Dorotha fought for what she believed in. War had only sharpened her edges.
I am risking my life to send this letter.
Dorotha’s voice echoed in her ear, and Joyce felt a deep chasm of pain.
Dorotha’s desperate bulletin a year ago had indeed been the last proper letter they had received from their founder.
There had been two Red Cross messages in the year since then, bland news that testified to her suspicions of Nazi censorship.
The humanitarian organisation message service was restricted to twenty-five words, but it was better than nothing.
They had at least been able to oblige Dorotha’s last request, though, and with a flurry of meetings, Joyce had acted as a guarantor for Adela, saving her from Poland just in the nick of time. Guilt bloomed. If only she had been able to save Dorotha too.
In the nearly eleven months since Dorotha’s sister had been in England, Joyce had scarcely seen her. Adela’s new employers seemed to be keeping her very busy as a housemaid, and although Joyce had tried to regularly check in with her, there was little she could do in the face of paid employment.
It felt like there were two wars: the one raging over the Channel and their war here, at home.
Blackouts and powdered eggs were irksome, yes, but they were hardly worth documenting.
In contrast, the news from the Continent was terrifying.
In the last three months, German troops had smashed through the Maginot Line and, one by one, Europe’s nations had fallen.
Even dear sweet Jersey, land of milk and honey, was now occupied.
They hadn’t heard a thing from Grace since the news broke.

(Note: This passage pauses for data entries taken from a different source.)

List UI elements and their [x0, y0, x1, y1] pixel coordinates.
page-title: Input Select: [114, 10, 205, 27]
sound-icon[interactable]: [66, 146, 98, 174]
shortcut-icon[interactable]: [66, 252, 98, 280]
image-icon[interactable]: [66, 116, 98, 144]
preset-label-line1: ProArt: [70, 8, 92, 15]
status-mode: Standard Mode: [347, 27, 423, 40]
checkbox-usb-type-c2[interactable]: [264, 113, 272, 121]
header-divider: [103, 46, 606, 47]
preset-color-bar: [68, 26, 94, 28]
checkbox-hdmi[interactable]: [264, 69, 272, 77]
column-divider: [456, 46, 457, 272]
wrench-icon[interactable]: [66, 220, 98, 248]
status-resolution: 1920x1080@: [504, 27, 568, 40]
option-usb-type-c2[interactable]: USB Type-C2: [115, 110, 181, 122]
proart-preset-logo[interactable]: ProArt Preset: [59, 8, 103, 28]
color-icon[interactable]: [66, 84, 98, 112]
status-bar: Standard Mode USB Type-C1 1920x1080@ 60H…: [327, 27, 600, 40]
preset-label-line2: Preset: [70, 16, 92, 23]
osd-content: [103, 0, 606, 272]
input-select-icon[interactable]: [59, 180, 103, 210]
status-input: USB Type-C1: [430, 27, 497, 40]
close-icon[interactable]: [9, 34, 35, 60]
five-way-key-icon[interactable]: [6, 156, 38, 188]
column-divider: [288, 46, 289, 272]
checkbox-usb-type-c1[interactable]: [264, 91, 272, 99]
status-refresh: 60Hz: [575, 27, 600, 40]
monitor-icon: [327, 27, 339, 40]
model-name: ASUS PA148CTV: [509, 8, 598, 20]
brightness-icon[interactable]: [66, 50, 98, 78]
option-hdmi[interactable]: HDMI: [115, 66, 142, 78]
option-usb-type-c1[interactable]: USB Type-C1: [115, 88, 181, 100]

But while there may have been bloodshed and horror lapping at their shores, none of it permeated the tranquil rhythm of Joyce’s beloved library.
Now, she pinned up the blackout blinds as her boss had demanded, locked the doors and left, grabbing her secret book bag as she did.
Outside, the September evening felt surprisingly soft and warm for the time of year.
Friday evening and the pubs were full, patrons spilling out on the pavement, laughing and supping pints, shirtsleeves rolled up.
The air smelt of beer and coal smoke. A group of red-lipped Wrens and tall, blond RAF aircrew in blue laughed outrageously at a joke, clearly tight.